Firstly, a key piece of “evidence” for this allegation was the 17 year-old Ralph Miliband’s diary, where he speculated that the English are “perhaps the most nationalist people in the world,” which of course is something you could very easily conclude from the Mail’s longstanding editorial stance alone. However, Miliband was a staunch anti-Stalinist, so his political views are rather more like Orwell’s than Stalin. 

The Mail clearly isn’t afraid of afraid of being accused of hypocrisy, in the face of their own history of support for Adolf “the Great” Hitler and the National Front; Ralph Miliband, on the other hand, fled to the UK in 1940 to avoid anti-Semitic persecution, enlisted in the Royal Navy, and served in the D-Day landings. This prompted a particular public dressing down by Mehdi Hasan on the BBC’s Question Time programme, prompting the Mail to respond with vicious smear campaign against Hasan.

Then there’s the Sun.

This was the Sun‘s front page on 19 April 1989. The allegations were later proven to be entirely false, with the Sun later admitting their decision to publish the ‘allegations’ was the “blackest day in this newspaper’s history.” 

Despite the Leveson inquiry, following the News of the World scandal and the fallout that led to Sun staff being charged with conspiring to commit misconduct in a public office, unfortunately, the right-wing press have yet to learn the fundamental difference between ‘free speech’ and corruption, coupled with frequently published, disgraceful, malicious and intentional lies.

Last month, the Government launched a new unit to counter “fake news”. 

Downing Street told political reporters: “The government will respond with more and better use of national security communications to tackle interconnected complex challenges.

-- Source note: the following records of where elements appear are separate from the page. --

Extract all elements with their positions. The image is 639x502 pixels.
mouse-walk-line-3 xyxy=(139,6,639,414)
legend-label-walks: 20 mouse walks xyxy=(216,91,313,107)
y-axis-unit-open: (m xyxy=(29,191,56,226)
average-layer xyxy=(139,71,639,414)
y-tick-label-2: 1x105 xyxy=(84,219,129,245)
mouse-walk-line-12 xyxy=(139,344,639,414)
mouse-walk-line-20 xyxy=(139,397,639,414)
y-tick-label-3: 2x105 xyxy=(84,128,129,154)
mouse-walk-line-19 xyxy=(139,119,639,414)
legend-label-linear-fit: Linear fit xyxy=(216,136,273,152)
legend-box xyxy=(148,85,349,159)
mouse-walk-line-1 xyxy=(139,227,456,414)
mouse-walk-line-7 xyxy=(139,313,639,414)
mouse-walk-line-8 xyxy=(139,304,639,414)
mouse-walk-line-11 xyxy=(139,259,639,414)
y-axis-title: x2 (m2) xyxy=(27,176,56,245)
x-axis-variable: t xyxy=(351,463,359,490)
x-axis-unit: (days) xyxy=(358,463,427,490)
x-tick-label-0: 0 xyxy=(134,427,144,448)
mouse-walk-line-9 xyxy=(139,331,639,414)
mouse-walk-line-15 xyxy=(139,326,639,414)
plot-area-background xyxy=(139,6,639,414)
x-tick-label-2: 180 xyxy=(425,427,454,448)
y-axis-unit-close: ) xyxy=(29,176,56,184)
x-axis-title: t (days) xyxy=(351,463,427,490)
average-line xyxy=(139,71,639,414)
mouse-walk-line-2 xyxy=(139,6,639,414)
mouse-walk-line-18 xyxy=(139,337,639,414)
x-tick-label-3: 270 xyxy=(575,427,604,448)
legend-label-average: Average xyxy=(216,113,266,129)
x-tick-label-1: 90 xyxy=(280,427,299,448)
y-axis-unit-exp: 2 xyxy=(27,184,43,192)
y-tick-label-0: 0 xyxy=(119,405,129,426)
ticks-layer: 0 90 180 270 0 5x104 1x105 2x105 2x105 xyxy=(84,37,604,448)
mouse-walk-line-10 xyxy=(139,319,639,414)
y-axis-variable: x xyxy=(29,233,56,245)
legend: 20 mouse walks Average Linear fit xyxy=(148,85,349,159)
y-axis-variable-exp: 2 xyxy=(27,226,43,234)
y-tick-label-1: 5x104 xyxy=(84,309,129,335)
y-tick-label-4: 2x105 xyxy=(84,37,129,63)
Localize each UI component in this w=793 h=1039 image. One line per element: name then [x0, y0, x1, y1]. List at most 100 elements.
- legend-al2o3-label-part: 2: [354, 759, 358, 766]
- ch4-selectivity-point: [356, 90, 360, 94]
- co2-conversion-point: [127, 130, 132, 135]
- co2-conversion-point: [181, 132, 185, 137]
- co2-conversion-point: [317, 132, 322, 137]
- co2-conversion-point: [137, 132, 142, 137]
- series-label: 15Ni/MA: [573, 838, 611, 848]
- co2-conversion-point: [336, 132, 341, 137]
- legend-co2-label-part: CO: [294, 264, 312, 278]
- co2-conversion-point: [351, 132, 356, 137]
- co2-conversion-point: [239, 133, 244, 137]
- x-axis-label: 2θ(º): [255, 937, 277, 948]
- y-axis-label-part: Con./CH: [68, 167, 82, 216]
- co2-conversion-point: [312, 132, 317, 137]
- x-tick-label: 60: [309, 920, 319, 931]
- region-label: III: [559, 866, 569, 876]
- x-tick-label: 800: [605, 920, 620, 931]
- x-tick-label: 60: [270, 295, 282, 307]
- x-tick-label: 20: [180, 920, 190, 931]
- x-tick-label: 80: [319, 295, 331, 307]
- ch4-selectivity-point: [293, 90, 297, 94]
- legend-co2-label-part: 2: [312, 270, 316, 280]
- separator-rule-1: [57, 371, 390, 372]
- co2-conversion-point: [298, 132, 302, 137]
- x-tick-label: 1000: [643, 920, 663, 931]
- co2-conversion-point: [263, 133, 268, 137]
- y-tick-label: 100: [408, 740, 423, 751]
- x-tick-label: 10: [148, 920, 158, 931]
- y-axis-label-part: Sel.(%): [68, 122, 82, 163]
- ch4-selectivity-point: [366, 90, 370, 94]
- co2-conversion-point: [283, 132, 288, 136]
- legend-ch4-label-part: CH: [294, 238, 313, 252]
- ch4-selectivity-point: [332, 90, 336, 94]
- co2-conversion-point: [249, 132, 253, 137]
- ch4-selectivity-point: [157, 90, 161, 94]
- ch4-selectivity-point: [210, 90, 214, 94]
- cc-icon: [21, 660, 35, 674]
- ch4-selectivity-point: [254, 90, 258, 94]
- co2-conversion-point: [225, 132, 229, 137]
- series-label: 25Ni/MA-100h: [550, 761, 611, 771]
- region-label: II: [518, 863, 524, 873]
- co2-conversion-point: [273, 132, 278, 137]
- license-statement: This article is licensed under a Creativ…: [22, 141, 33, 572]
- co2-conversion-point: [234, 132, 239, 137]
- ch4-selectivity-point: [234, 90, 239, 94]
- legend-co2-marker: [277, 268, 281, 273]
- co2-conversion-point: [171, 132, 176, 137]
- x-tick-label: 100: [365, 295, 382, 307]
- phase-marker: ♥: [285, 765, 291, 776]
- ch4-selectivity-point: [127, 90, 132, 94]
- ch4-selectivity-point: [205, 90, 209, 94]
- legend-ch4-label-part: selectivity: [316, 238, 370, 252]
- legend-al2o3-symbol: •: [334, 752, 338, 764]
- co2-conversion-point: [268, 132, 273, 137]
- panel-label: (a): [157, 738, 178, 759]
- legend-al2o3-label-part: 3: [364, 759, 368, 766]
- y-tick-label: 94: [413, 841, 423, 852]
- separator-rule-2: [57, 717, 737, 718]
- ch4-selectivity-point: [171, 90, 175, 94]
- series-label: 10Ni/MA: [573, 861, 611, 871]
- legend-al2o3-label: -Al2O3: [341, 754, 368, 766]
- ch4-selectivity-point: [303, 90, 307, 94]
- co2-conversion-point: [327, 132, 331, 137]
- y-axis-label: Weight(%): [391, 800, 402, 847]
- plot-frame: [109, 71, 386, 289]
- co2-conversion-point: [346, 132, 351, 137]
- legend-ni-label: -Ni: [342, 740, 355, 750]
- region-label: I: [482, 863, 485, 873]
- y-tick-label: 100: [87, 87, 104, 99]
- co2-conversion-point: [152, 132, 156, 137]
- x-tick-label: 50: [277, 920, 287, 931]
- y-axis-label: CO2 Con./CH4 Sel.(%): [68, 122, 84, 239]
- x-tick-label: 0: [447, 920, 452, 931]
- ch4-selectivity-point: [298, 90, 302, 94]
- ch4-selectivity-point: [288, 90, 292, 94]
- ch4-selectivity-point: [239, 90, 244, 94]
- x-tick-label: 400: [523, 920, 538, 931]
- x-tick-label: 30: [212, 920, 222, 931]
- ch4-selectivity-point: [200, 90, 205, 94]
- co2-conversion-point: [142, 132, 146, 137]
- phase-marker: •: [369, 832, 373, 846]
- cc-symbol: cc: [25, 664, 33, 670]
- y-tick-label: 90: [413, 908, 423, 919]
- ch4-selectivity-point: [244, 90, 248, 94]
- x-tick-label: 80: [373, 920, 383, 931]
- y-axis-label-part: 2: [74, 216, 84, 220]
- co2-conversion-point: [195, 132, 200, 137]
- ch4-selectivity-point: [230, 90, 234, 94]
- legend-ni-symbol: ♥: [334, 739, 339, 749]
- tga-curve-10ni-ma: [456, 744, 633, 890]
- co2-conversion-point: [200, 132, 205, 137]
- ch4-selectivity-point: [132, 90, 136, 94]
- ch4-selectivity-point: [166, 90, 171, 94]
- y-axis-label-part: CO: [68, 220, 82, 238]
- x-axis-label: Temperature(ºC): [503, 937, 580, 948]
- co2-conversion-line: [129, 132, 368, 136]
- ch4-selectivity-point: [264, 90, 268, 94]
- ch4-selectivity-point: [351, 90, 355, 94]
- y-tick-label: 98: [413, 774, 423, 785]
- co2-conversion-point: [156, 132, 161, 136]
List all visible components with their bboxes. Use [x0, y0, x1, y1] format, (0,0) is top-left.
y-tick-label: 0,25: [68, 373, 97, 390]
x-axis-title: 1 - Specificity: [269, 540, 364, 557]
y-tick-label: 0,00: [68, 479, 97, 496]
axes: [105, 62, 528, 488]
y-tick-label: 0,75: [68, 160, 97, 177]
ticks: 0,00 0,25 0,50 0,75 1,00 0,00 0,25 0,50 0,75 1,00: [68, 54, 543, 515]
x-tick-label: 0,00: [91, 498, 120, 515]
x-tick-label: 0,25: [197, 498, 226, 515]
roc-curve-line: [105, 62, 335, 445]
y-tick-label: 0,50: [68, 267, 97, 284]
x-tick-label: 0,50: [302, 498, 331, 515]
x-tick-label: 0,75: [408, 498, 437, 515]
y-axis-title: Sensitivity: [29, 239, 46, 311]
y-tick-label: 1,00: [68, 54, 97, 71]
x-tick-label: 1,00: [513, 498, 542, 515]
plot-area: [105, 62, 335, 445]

We will build on existing capabilities by creating a dedicated national security communications unit. This will be tasked with combating disinformation by state actors and others. It will more systematically deter our adversaries and help us deliver on national security priorities.”

Given that Conservative MPs have demonstrated just how freely they share disinformation when it suits them, it’s very worrying that the move to ‘systematically deter our adversaries’ seems to include codified totalitarian attacks on Her Majesty’s loyal opposition.